Seattle Medical Examiner: Medical examiner found gunshot victim’s autopsy was flawed

A medical examiner in Seattle found the cause of death of a gunshot victim in the city’s medical examiner’s office was “possibly a homicide” and “could have been caused by a variety of other causes,” the Seattle Police Department said in a statement.

“There are no additional findings to release at this time,” the statement said.

The statement comes days after the coroner in Spokane found that the cause and manner of the death of 23-year-old William T. O’Brien, who died on Feb. 19 at a hospital in the neighborhood of 6th Avenue and Broadway, was “probably” a homicide.

O,Brien was shot multiple times in the chest while he was in the hospital, and died a few hours later.

Police said O’Briens death was the result of a botched medical exam, and the medical examiner concluded that the officer who shot O’Brian had violated department policy and procedures.
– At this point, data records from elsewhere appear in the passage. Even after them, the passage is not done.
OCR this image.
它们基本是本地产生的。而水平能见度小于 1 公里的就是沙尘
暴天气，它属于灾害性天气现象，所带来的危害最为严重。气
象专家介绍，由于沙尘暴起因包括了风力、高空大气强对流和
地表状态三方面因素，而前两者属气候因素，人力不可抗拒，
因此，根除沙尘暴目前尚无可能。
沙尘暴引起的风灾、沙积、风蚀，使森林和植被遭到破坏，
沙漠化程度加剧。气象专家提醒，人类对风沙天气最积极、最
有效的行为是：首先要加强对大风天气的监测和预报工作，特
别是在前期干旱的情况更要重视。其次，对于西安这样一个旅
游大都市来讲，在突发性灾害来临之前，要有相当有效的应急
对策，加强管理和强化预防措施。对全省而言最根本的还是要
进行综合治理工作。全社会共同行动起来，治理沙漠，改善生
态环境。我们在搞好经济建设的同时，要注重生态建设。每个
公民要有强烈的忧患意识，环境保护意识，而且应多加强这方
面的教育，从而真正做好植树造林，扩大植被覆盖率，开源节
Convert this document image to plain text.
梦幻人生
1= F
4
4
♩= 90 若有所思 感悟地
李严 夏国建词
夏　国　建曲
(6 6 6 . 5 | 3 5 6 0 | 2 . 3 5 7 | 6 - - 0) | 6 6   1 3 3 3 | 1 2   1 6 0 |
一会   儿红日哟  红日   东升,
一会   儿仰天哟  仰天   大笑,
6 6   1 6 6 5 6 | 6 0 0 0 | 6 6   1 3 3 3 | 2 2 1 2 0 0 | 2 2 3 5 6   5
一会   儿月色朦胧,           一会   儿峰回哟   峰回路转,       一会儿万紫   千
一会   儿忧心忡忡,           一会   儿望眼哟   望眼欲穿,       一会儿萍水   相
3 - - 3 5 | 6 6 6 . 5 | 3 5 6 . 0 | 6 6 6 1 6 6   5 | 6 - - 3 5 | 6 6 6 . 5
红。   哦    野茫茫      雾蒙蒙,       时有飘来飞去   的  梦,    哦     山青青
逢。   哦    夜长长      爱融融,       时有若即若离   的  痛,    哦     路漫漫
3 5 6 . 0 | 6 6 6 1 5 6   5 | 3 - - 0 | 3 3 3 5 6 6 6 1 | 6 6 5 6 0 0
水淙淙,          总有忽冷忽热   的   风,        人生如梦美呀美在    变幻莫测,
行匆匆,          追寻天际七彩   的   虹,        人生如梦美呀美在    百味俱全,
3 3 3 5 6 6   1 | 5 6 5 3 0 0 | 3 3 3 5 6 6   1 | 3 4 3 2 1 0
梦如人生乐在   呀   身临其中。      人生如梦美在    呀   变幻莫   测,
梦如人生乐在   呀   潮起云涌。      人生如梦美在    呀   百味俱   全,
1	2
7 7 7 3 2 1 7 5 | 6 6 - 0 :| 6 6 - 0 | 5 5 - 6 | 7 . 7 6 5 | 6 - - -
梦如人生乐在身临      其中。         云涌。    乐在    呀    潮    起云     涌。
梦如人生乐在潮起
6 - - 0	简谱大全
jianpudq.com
“The manner and cause of O’Maren’s death were investigated and ruled a homicide, with a probable cause determination based on the medical evidence,” the SPD said in its statement.

The coroner said that after examining the autopsy, the medical examiners findings “were consistent with a homicide.”

The Seattle Police Association said that O’Brants death was “a terrible tragedy.”

“William was a very bright young man who was loved by everyone,” said Mark Stebbins, the president of the union.

“He was a member of the community who was doing a good job.”

The medical examiner said the officer responsible for O’Trayan’s death was not suspended.

“We were aware that an investigation had been initiated by the Seattle police department and that there was an internal investigation going on,” the medical Examiner said.

“At this time, there is no new information to share on this investigation.”

The SPD said it was cooperating with the investigation and would provide more information in the coming days.

The Associated Press contributed to this report.